USA, New Zealand, Sweden, Indonesia

LOS ANGELES, USA

Studio leaders: Lauren Adams & Alan Pert

Drawing on the rich cinematic and techno-progressive histories of Los Angeles, we will use multi-axis industrial robots and custom-fabricated robotic filming instruments to investigate the possibilities of cinema as a medium for speculative storytelling. We will instrumentalise the coordinated movement of artefacts, property, ideas, and power from one space to another. Clearly defined possessions and spatial understandings will be radically revisioned: walls will cease to be barriers; topography will become a tool.
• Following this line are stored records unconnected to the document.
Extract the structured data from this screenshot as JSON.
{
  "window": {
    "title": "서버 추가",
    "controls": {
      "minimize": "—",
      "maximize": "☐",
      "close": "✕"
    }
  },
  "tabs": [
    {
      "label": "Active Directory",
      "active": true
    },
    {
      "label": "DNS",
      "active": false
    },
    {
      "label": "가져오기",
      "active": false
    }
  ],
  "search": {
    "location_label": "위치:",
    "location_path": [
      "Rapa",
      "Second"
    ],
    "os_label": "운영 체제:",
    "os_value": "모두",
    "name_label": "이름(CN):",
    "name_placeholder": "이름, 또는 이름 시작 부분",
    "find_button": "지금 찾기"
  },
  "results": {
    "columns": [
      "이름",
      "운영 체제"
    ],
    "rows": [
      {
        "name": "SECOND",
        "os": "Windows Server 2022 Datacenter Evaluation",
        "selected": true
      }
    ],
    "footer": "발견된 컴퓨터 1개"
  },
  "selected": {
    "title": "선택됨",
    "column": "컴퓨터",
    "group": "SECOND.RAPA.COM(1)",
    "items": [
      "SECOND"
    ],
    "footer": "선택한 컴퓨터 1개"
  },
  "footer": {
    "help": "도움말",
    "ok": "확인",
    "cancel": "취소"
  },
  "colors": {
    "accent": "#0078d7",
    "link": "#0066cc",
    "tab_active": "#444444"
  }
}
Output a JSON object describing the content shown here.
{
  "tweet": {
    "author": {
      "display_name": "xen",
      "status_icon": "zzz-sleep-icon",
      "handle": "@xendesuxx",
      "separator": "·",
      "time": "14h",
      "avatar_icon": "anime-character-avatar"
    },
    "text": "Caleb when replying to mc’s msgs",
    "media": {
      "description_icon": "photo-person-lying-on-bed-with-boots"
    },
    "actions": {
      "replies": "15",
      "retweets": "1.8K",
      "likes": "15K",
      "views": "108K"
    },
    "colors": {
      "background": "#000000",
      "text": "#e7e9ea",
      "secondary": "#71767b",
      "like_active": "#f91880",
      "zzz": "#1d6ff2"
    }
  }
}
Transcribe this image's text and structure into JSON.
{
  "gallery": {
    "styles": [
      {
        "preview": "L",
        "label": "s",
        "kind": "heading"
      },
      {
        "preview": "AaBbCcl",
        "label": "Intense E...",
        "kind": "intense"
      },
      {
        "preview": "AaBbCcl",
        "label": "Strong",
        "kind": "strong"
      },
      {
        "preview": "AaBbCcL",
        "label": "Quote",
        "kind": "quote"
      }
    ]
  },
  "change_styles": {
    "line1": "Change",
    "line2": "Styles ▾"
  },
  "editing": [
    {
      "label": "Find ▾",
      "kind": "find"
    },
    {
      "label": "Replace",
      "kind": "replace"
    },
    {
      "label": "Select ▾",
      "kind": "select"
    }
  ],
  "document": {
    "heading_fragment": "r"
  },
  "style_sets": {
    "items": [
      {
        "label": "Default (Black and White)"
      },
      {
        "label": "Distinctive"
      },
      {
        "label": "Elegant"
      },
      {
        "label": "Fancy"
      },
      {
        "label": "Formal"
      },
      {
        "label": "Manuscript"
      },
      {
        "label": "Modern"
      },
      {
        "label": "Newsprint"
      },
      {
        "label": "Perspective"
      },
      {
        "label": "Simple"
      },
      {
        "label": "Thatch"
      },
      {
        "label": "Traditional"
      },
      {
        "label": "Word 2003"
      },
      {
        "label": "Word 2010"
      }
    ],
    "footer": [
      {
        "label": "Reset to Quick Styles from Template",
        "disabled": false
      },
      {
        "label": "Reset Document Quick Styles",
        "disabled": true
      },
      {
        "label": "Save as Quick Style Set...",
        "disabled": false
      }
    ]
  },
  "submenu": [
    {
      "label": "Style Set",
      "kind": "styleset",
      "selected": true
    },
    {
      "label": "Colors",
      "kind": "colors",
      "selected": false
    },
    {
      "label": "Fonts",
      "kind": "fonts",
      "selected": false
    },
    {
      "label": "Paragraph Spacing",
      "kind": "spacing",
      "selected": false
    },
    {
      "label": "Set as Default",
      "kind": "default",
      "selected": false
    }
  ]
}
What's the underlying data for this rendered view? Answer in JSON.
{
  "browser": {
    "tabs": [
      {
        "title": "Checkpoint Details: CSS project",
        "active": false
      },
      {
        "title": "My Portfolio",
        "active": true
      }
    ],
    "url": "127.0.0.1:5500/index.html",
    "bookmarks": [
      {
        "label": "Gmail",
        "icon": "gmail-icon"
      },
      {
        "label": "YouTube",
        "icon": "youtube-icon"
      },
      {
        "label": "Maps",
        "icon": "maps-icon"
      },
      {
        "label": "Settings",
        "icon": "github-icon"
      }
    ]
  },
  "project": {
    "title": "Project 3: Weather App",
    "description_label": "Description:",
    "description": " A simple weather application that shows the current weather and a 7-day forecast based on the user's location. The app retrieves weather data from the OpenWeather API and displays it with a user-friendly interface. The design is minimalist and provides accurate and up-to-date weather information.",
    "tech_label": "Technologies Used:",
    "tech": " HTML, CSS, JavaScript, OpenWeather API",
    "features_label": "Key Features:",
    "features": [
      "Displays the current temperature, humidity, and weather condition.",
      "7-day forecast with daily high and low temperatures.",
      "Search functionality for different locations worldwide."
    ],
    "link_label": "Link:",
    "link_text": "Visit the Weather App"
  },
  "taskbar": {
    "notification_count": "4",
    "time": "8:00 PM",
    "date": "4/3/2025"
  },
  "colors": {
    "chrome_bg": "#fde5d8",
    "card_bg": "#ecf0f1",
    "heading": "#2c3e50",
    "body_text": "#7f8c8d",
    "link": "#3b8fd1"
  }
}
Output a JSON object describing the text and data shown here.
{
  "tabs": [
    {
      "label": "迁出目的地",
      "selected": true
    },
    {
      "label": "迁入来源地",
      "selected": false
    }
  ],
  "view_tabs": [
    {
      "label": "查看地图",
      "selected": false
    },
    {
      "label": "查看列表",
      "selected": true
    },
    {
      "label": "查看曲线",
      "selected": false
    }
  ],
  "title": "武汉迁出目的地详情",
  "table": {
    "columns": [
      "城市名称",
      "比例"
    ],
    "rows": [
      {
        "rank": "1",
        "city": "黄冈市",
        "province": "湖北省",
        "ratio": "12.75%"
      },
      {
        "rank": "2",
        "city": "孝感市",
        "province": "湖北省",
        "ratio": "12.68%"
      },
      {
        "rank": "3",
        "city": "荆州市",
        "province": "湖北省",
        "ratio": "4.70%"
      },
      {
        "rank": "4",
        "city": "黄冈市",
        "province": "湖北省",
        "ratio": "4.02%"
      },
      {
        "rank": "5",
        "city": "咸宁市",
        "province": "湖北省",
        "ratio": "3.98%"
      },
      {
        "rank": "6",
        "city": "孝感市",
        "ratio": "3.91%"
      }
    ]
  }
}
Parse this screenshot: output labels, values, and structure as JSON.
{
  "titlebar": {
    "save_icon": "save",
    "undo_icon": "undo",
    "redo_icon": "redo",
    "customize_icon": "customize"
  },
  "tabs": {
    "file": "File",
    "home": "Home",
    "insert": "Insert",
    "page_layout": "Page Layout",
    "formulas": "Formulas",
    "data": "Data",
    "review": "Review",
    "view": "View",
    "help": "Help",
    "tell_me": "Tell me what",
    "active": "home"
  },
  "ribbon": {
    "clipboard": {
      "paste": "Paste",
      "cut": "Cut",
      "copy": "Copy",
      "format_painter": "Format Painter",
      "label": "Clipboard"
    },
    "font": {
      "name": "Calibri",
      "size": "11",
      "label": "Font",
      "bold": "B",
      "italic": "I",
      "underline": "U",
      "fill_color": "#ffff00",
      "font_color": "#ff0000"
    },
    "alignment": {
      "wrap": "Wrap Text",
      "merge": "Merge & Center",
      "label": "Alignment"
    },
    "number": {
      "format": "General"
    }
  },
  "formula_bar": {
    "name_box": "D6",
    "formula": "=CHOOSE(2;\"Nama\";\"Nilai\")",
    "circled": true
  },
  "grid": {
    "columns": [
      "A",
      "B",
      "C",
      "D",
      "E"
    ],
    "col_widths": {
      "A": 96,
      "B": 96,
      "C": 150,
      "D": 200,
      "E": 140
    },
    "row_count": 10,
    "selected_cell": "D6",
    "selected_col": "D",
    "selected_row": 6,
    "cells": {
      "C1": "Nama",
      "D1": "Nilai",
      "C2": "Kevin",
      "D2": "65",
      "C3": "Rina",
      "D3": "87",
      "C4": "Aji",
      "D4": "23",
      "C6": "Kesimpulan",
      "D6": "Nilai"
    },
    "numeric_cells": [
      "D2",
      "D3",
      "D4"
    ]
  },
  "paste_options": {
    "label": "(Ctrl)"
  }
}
It is an opportunity to examine the ways in which architecture and urban design are complicit in the commodification of public space and the infrastructure of our cities.

This studio is a challenging summer intensive, and successful applicants are expected to commit full-time hours during January and February, 2019. Assessment tasks will require significant engagement with advanced digital modelling, robotic filming, and fabrication technologies — both in Melbourne and abroad. Students will be strongly encouraged to make use of the equipment and expertise within the MSD Robotics Lab, Workshop, and FabLab.

During a 12-day visit to Los Angeles at the end of January, we will work closely with the MAK Center for Art & Architecture to undertake a series of structured city tours by foot, bicycle, train, and automobile. There will be opportunities to work with overseas institutions (SCI-Arc, UCLA), design practices, community organisations, and colourful characters. Students with accessibility concerns are advised to contact the Studio Leader to discuss suitability.

TUHOE, NEW ZEALAND

Studio leaders: Gini Lee and Tanja Beer

This studio brings together students of the University of Melbourne (Melbourne School of Design, Office of Environmental Programs) and the University of Victoria Wellington (School of Architecture) to explore indigenous knowledge systems (specifically, that of the Tūhoe tribe) and their capacity to inform and inspire new design processes. The studio will explore how cross-cultural knowledge systems can deliver new approaches to regenerative development, including understanding how Tūhoe perspectives of place and kinship can offer new approaches to our global-local environmental challenges. This is a critical question for considering the decolonisation of our practices as designers and one that begins to question the political process and internalisation of colonialist mindsets and ‘norms’ for the co-creation of our thriving future.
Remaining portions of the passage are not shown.